La SF française est en pleine effervescence et la publication de «
Retour à la Terre » est un des premiers signes extérieurs de ce regain d'activité. A juste titre, Jean — Pierre Andrevon note dans sa préface : «
C'est à ma connaissance la première fois qu'un recueil français, d'auteurs différents, ne réunissant que des nouvelles inédites écrites à partir d'un même thème de base, est publié. » Une date dans l'édition spécialisée de la SF ? Possible. Quoi qu'il en soit, le feu vert est donné et d'autres anthologies françaises, thématiques (Philippe R. Hupp sur la guerre pour 10/18 ; Michel Jeury avec 5 utopies) ou non (l'anthologie de débutants de Lionel Hoebeke chez Denoël, Joël Houssin pour le Masque-SF) vont naître très bientôt, sans oublier «
Dédale » ( l'antho semestrielle de Henry-Luc Planchat chez Marabout ).
« Retour à la Terre » a donc le mérite d'être ; et d'être la première sur le marché. Ceci dit, allons voir ce qu'il s'y mijote à l'intérieur. Bien que tout n'y soit pas d'égale qualité, l'ensemble est de bonne tenue. Au sommaire : Daniel Walther, Pierre Marlson, Francis Carsac, Philippe Curval et Jean-Pierre Andrevon. Le thème : Après une longue absence, des voyageurs reviennent sur la Terre et au lieu de retrouver un monde surindustrialisé, découvrent un monde recouvert de verdure. Un thème très actuel, très mode même.
Il est curieux que seul Jean-Pierre Andrevon l'ait abordé par un biais politique (et encore si peu, presque timidement, par rapport à ses écrits habituels). Sa nouvelle « Le vallon », très schizophrénique dans sa conception, se déroule sur deux plans suivant un montage parallèle qui met en lumière la dualité de son auteur. Politique et poétique. Vulgarité voulue et grande délicatesse. Cynisme et tendresse. Ce parti-pris de dualisme transcende ce que le thème avait de trop classique et donne à cette nouvelle la sonorité d'un cri d'amour en la vie (celle qui devrait être : harmonie avec la Nature, l'animal et l'être aimé).
« Où se peigne la pluie aux courbes des ombrelles » est une excellente nouvelle de Pierre Marlson dédiée à Daniel Drode.

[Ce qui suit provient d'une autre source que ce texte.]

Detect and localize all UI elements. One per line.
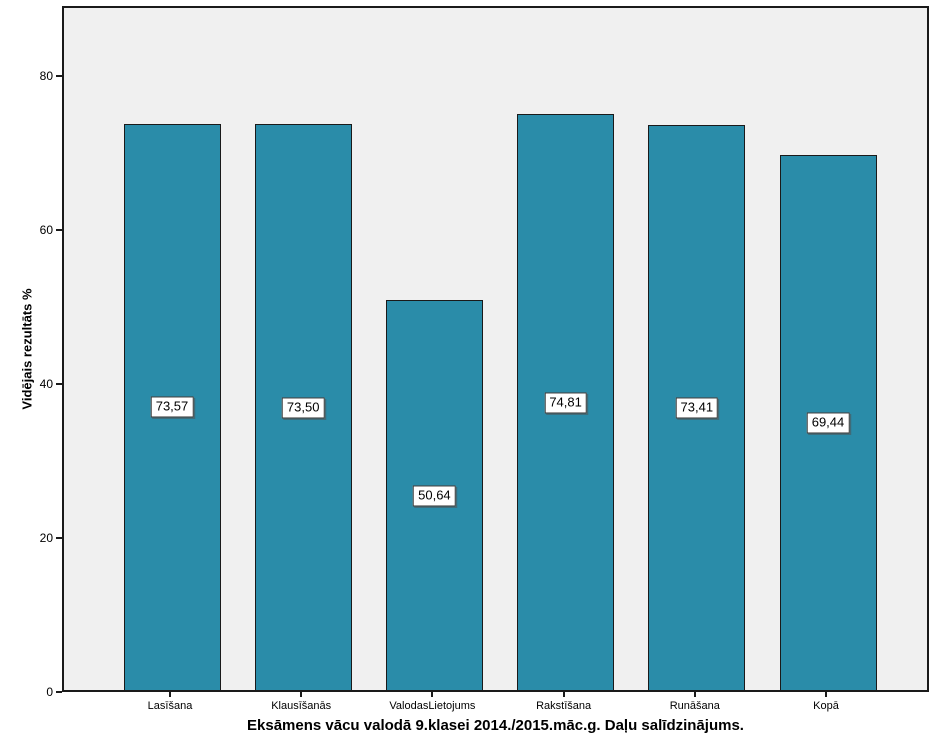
y-tick-mark (56, 537, 62, 540)
bar-lasīšana: 73,57 (123, 123, 221, 690)
bar-value-label: 74,81 (544, 392, 587, 413)
bar-value-label: 69,44 (806, 412, 850, 434)
chart-title: Eksāmens vācu valodā 9.klasei 2014./2015… (247, 717, 744, 734)
y-tick-mark (56, 691, 62, 693)
x-category-label: ValodasLietojums (389, 700, 476, 712)
y-tick-label: 0 (46, 685, 53, 699)
bar-klausīšanās: 73,50 (254, 124, 352, 690)
x-category-label: Runāšana (669, 700, 720, 712)
y-axis-title: Vidējais rezultāts % (19, 288, 35, 410)
bar-value-label: 73,41 (675, 397, 719, 419)
y-tick-mark (56, 75, 62, 78)
plot-area: 73,57 73,50 50,64 74,81 73,41 69,44 (62, 6, 929, 692)
x-tick-mark (825, 692, 827, 697)
x-tick-mark (431, 692, 434, 697)
x-tick-mark (300, 692, 303, 697)
bar-kopā: 69,44 (779, 155, 877, 690)
bar-value-label: 73,50 (281, 397, 325, 419)
y-tick-label: 80 (39, 69, 53, 84)
y-tick-label: 20 (39, 531, 53, 546)
x-category-label: Klausīšanās (271, 700, 332, 712)
x-category-label: Kopā (813, 700, 839, 712)
bar-value-label: 73,57 (150, 396, 194, 418)
bar-valodaslietojums: 50,64 (385, 300, 483, 690)
bar-value-label: 50,64 (413, 485, 456, 507)
y-tick-label: 60 (39, 223, 53, 238)
bar-rakstīšana: 74,81 (517, 114, 615, 690)
x-category-label: Lasīšana (147, 700, 193, 712)
y-tick-mark (56, 383, 62, 386)
x-category-label: Rakstīšana (536, 700, 592, 712)
y-tick-mark (56, 229, 62, 232)
x-tick-mark (169, 692, 171, 697)
x-tick-mark (562, 692, 565, 697)
x-tick-mark (693, 692, 696, 697)
y-tick-label: 40 (39, 377, 53, 392)
bar-runāšana: 73,41 (648, 124, 746, 690)
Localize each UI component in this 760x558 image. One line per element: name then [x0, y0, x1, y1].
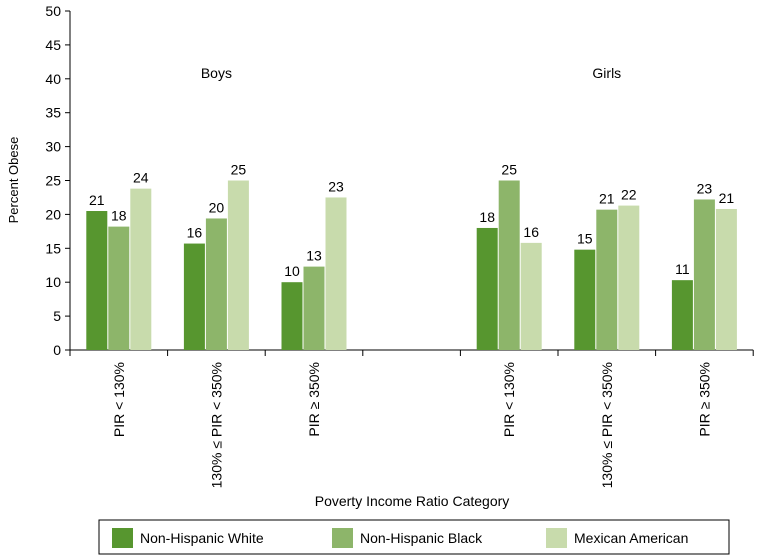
- bar: [86, 211, 108, 350]
- bar: [130, 188, 152, 350]
- bar-value-label: 21: [719, 190, 735, 206]
- bar-value-label: 21: [89, 192, 105, 208]
- legend-label: Mexican American: [574, 530, 688, 546]
- category-label: PIR ≥ 350%: [306, 362, 322, 437]
- group-label: Girls: [592, 65, 621, 81]
- bar: [520, 242, 542, 350]
- legend: Non-Hispanic White Non-Hispanic Black Mexi…: [98, 519, 730, 555]
- bar: [303, 266, 325, 350]
- bar-value-label: 25: [501, 162, 517, 178]
- y-tick-label: 35: [45, 105, 61, 121]
- y-axis-label: Percent Obese: [6, 137, 21, 224]
- bar: [227, 180, 249, 350]
- y-tick-label: 10: [45, 274, 61, 290]
- category-label: 130% ≤ PIR < 350%: [208, 362, 224, 488]
- y-tick-label: 45: [45, 37, 61, 53]
- category-label: 130% ≤ PIR < 350%: [599, 362, 615, 488]
- y-tick-label: 25: [45, 173, 61, 189]
- category-labels: PIR < 130% 130% ≤ PIR < 350% PIR ≥ 350% PIR…: [111, 362, 713, 488]
- bar: [693, 199, 715, 350]
- bar: [671, 280, 693, 350]
- bar-value-label: 13: [306, 248, 322, 264]
- bar-value-label: 18: [479, 209, 495, 225]
- bar-value-label: 11: [675, 261, 690, 277]
- category-label: PIR < 130%: [501, 362, 517, 437]
- bar: [183, 243, 205, 350]
- bar: [205, 218, 227, 350]
- legend-label: Non-Hispanic Black: [360, 530, 483, 546]
- bar-value-label: 10: [284, 263, 300, 279]
- y-tick-label: 0: [53, 342, 61, 358]
- bar-value-label: 24: [133, 170, 149, 186]
- bar: [476, 227, 498, 350]
- category-label: PIR < 130%: [111, 362, 127, 437]
- y-tick-label: 30: [45, 139, 61, 155]
- bar: [618, 205, 640, 350]
- category-label: PIR ≥ 350%: [696, 362, 712, 437]
- bar-value-label: 21: [599, 191, 615, 207]
- bars: [86, 180, 737, 350]
- bar: [281, 282, 303, 350]
- legend-swatch: [546, 528, 567, 548]
- bar-value-label: 22: [621, 187, 637, 203]
- bar-value-label: 25: [231, 162, 247, 178]
- bar: [715, 208, 737, 350]
- legend-frame: [98, 519, 730, 555]
- y-tick-label: 15: [45, 240, 61, 256]
- legend-swatch: [332, 528, 353, 548]
- bar-value-label: 16: [187, 225, 203, 241]
- bar-value-label: 20: [209, 199, 225, 215]
- bar: [596, 209, 618, 350]
- legend-swatch: [112, 528, 133, 548]
- y-tick-label: 5: [53, 308, 61, 324]
- y-tick-label: 50: [45, 3, 61, 19]
- y-axis: 0 5 10 15 20 25 30 35 40 45 50: [45, 3, 71, 358]
- bar-value-label: 15: [577, 231, 593, 247]
- x-axis-label: Poverty Income Ratio Category: [315, 493, 510, 509]
- y-tick-label: 20: [45, 206, 61, 222]
- bar-value-label: 23: [328, 178, 344, 194]
- group-labels: Boys Girls: [201, 65, 621, 81]
- y-tick-label: 40: [45, 71, 61, 87]
- legend-label: Non-Hispanic White: [140, 530, 264, 546]
- bar: [325, 197, 347, 350]
- bar: [574, 249, 596, 350]
- group-label: Boys: [201, 65, 232, 81]
- bar-value-label: 23: [697, 180, 713, 196]
- x-axis: [69, 349, 754, 356]
- bar: [498, 180, 520, 350]
- bar-value-label: 18: [111, 208, 127, 224]
- bar-value-label: 16: [523, 224, 539, 240]
- bar: [108, 226, 130, 350]
- bar-value-labels: 21 18 24 16 20 25 10 13 23 18 25 16 15 21 22 11 23 21: [89, 162, 734, 280]
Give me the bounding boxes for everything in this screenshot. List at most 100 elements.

Marlson a su éviter la gratuité des recherches formelles de certaines œuvres du Nouveau Roman (dont il est proche) en justifiant ses recherches stylistiques par les ressorts mêmes de son intrigue : opposition entre l'extérieur (monde rationnel) et l'intérieur (monde œdipien, voire fantasmé).
Il est regrettable que Francis Carsac n'est pas su renouveler le thème fort rebattu du bonheur insoutenable
1, quoique sa nouvelle « Tant on s'ennuie en Utopie » se lise sans... ennui.
Daniel Walther, fidèle à lui-même, est reconnaissable dès le titre de sa nouvelle, qui ouvre le recueil : « Le petit chien blanc qui rodait seul dans les rues de la ville déserte ». Avec son style très fantasmé il exprime la peur de l'homme devant la Nature. Cette nature châtrée, avilie, violée par l'homme, qui un jour se vengera de son bourreau. Walther fait du Walther ; il en fait même un peu trop. Sa nouvelle ne serait-elle pas alors un subtil autopastiche ?
« Adamève », la nouvelle de Philippe Curval est incontestablement la meilleure des cinq. Tout en s'inscrivant dans le champ thématique de base de l'anthologie et en renouvelant le thème — usé jusqu'à la corde — du dernier homme sur la terre, Curval propose une réflexion poétique sur certains concepts que la psychanalyse met en lumière et qui régissent notre vie : l'expulsion de la matrice (la sphère sous-marine) et le traumatisme de la naissance qui en découle, l'apprentissage du monde extérieur, apprentissage préparé par les mois de gestation (les années d'éducation dans la sphère), l'alliance entre Eros et Thanatos (l'amour avec les fleurs), la bisexualité de l'être humain, et enfin le retour à la matrice. Une nouvelle riche de connotations fort diverses et qui plonge au plus profond des racines humaines.
L'anthologie « Retour à la Terre » serait-elle l'hirondelle qui annonce un nouveau printemps de la SF française ? Après le long tunnel des années 60, acceptons-en l'augure.
Notes :
1. Voir sur ce thème, le roman homonyme d'Ira Levin : « Un bonheur insoutenable » (J'ai Lu 434).